I had to leave town on business after our last date.  It wasn't a good date.  I knew then that it wasn't going to work.  The date ended with him saying, "And now I'll never see you again."  Perhaps Bob was psychic?  Just before I boarded the plane two days later I got a text from him saying, "Wouldn't it be creepy if I were three rows behind you on the plane trying to convince you that I'm not too into you?"  Yes.  That would be creepy.  The text went on to say: "You've got to stop telling me I'm too into you because it's stressing me out and I don't want to be stressed out."  Ok.  Then why is he texting me this?  And aren't we told to pay attention to behavior?  He'd already said good-bye three times in the last two days!!  I didn't respond.  I actually didn't contact him for days.  I was working my ass off out of the country.  And became completely exhausted.  And then I felt vulnerable and wanted some attention… which lead to an email.  Stupid of me.  Stupid.  Stupid.  Stupid.  People talk about a breathalyzer for drunk dialing, emailing and texting.  I think there should also be a mechanism I can breathe into that tells me I'm about to do something stupid.  That I'll regret.  But there isn't such a device.  And so, I wrote.  And he wrote back.  Three times.  Fuck me.  We decided to go to dinner when I got back.
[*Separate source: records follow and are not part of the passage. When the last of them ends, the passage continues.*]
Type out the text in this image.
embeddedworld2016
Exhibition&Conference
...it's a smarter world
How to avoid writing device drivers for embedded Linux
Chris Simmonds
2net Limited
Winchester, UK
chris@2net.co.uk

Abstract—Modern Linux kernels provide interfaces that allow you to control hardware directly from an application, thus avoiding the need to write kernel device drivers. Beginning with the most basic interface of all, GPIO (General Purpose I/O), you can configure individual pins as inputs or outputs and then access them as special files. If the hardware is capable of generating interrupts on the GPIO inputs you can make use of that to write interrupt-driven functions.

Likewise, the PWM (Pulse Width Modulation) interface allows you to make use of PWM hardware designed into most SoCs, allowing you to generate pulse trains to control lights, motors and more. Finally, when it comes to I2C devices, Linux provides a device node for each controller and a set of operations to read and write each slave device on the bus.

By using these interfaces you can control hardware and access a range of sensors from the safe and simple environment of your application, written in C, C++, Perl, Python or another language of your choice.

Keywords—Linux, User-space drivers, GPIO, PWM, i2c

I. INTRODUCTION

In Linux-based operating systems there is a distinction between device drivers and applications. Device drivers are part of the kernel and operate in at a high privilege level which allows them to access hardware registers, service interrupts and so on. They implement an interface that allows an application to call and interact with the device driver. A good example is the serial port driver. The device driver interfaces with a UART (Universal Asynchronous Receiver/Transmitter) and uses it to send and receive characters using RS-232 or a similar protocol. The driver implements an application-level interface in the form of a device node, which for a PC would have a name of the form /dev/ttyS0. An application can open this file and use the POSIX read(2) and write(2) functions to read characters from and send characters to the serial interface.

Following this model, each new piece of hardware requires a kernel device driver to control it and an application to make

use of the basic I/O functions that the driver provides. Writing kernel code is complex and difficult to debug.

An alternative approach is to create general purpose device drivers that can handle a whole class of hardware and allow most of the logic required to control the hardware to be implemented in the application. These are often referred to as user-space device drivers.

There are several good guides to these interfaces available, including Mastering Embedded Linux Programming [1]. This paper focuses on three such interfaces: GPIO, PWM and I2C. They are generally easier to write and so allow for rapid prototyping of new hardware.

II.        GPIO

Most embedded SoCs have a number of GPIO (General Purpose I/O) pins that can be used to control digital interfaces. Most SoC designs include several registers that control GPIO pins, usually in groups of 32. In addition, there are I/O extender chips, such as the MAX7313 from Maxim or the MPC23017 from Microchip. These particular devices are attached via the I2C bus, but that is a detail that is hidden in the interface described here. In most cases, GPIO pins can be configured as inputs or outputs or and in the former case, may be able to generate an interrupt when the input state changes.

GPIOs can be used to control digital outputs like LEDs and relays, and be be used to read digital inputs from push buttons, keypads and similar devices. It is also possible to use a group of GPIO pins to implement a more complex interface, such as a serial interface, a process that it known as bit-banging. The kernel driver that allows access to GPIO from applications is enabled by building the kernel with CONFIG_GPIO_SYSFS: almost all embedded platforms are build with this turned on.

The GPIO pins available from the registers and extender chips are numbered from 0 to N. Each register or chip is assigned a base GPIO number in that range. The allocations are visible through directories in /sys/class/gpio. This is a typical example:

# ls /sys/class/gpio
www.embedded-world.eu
But when I woke up the day after returning to L.A., I was really sick.  Like no-one-would-want-to-go-to-dinner-with-me-sick.  And I knew it just wasn't going to work.  That I was just not into him.  That I emailed because I was lonely and exhausted.  And now I was back in town and even though I was sick, I simply didn't want to see him.  But I wanted to tell him in person.  It seemed the right thing to do, but I had to cancel our date.  Too sick.  And putting him through another week of waiting to hear that I didn't want to see him anymore, thinking everything seemed fine in the meantime, would have been plain old mean.  So I wrote and said that I had to cancel dinner.  That I was sick.  That I had wanted to see him in person to tell him that it's me, not him, that I wasn't ready to be in something.  That work was all consuming right now and I had to put my focus there, etc., etc.  And was it bullshit?  Yes.  Was I trying to be kind?  Yes.  Did he respond well?  No.  He did not.  I wrote once, he replied three times.  He said that if I was a client of his, he'd tell me to "push through."  PUSH THROUGH?  Eeeeek.  That I had issues with available men and there was something between us.  That I was just "scared."  Well, now I certainly was.  That I was "damaged and if he was shopping, he wouldn't purchase me" (FYI, I'm so NOT for sale).  And then he said, "but hey, I like you.  I'd like to continue seeing you."  Sexy.  I wrote back and said that I wasn't a client of his.  I wasn't telling him his life and I didn't appreciate him telling me mine.  That I found it offensive.  I wished him luck in the future and all the best.  Yes.  I got three more emails back enumerating my flaws, but again suggesting that we keep seeing each other.  Ugh.

I never wrote him again.

And sometimes he still looks at my profile. 

Online dating can be magical.

1 comment:

  1. OH.MY.GOD. No wonder so many people's lives are f'ed up in LA-- Bob is coaching them!!!